Ce message rejoint tout à fait ce que nous dit s.Paul dans la première lecture de la messe de ce premier dimanche d’Avent : Frères, que le Seigneur vous donne, entre vous et à l’égard de tous les hommes, un amour de plus en plus intense et débordant, comme celui que nous avons pour vous, et qu’ainsi il vous établisse fermement dans une sainteté sans reproche devant Dieu notre Père pour le jour où notre Seigneur Jésus viendra avec tous les saints. (1Th 3, 12-13)
            Dans son petit livre Soleil dans la nuit notre abbé général rappelait que nos Pères Cisterciens sont non seulement des mystiques mais des mystagogues c’est-à-dire non seulement des hommes qui ont fait une véritable expérience de Dieu et de son mystère mais des maîtres qui nous introduisent par leurs écrits dans cette expérience du mystère. En lisant leurs écrits nous sommes comme affectés par leur expérience à la manière dont on l’est par une musique, une poésie ou une peinture. De même que l’artiste essaye de communiquer l’expérience qu’il a faite de la beauté, ainsi nos Pères, par leurs écrits, veulent nous introduire dans leur expérience de Dieu, ils nous attirent vers le mystère et nous en ouvrent l’accès.

Ils nous montrent comment faire quotidiennement cette expérience. Chaque fois que, à leur exemple, j’écoute avec le cœur les textes qui sont lus dans la liturgie, lorsque durant ma lectio divina, je laisse la parole toucher mon cœur et amorcer un mouvement de conversion, je perçois, faiblement mais réellement, que Dieu me parle et j’essaye de lui répondre. Lorsque ce don de Dieu est reçu, accueilli, je vis, d’une certaine façon, ce dialogue mystique que Bernard traduit en termes d’épousailles et de noces. L’expérience de Dieu ne doit pas être comprise uniquement sous ses formes extraordinaires. Nous ne savons rien de l’expérience de Dieu que fit Marie ni celle que vécut Jésus et pourtant les textes de l’Evangile nous laissent entendre qu’elle se fit très souvent dans l’ordinaire de la vie. Dieu n’a pas triché en prenant notre condition humaine.

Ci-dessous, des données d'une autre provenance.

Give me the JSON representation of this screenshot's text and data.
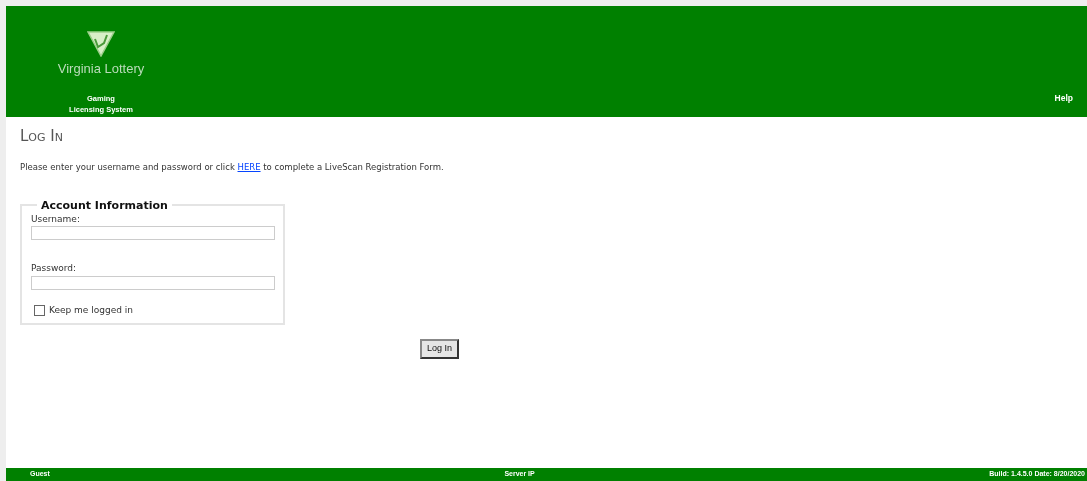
{
  "header": {
    "logo_text": "Virginia Lottery",
    "system_name": [
      "Gaming",
      "Licensing System"
    ],
    "help": "Help"
  },
  "page_title": "Log In",
  "intro": {
    "before": "Please enter your username and password or click ",
    "link": "HERE",
    "after": " to complete a LiveScan Registration Form."
  },
  "account": {
    "legend": "Account Information",
    "fields": [
      {
        "label": "Username:"
      },
      {
        "label": "Password:"
      }
    ],
    "keep_logged_in": {
      "label": "Keep me logged in",
      "checked": false
    }
  },
  "login_button": "Log In",
  "footer": {
    "user": "Guest",
    "server": "Server IP",
    "build": "Build: 1.4.5.0  Date: 8/20/2020"
  }
}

L’expérience mystique de Jésus, dit dom Bernardo, ne consiste pas en une succession d’expériences spécifiques de nature extraordinaire. Il s’agit plutôt d’un processus continu d’identification personnelle et de découverte de sa mission dans son propre contexte familier, social, culturel et religieux. C’est ainsi que Jésus est entré graduellement et constamment dans le Mystère de Dieu[2].
Et il poursuit :
L’expérience mystique de Jésus est éminemment trinitaire et tout à la fois messianique : son expérience se réfère à l’intimité du Dieu Trinité et à la volonté salvifique du Dieu amour.
J’aime aussi la brève analyse qu’il nous donne de l’extase de joie de Jésus telle que la rapporte Luc 10, 20-22 : A l’ instant même il exulta sous l’action de l’Esprit Saint et dit : « Je te loue, Père du ciel et de la terre, d’avoir caché cela aux sages et aux intelligents et de l’avoir révélé aux tout-petits. Oui, Père, c’est ainsi que tu en as disposé en ta bienveillance. Tout m’a été remis par mon Père, et nul ne connaît qui est le Fils, si ce n’est le Père, ni qui est le Père si ce n’est le Fils et celui à qui le Fils veut bien le révéler. »
Quelle est la cause de cette exultation ? se demande dom Bernardo. Elle est triple :
- en premier lieu, le constat que le Règne de Dieu triomphe du Malin ;
- ensuite et principalement, l’expérience de la miséricorde du Père qui se révèle aux
petits et se cache aux sages. Ceci nous rappelle l’exaltation et la profonde joie    spirituelle de Marie se sachant regardée par Dieu à cause de sa petitesse ;
- enfin sa connaissance intime et profonde du Père et la confirmation que Celui-ci lui
a tout confié, spécialement la révélation du mystère du Père aux plus petits[3]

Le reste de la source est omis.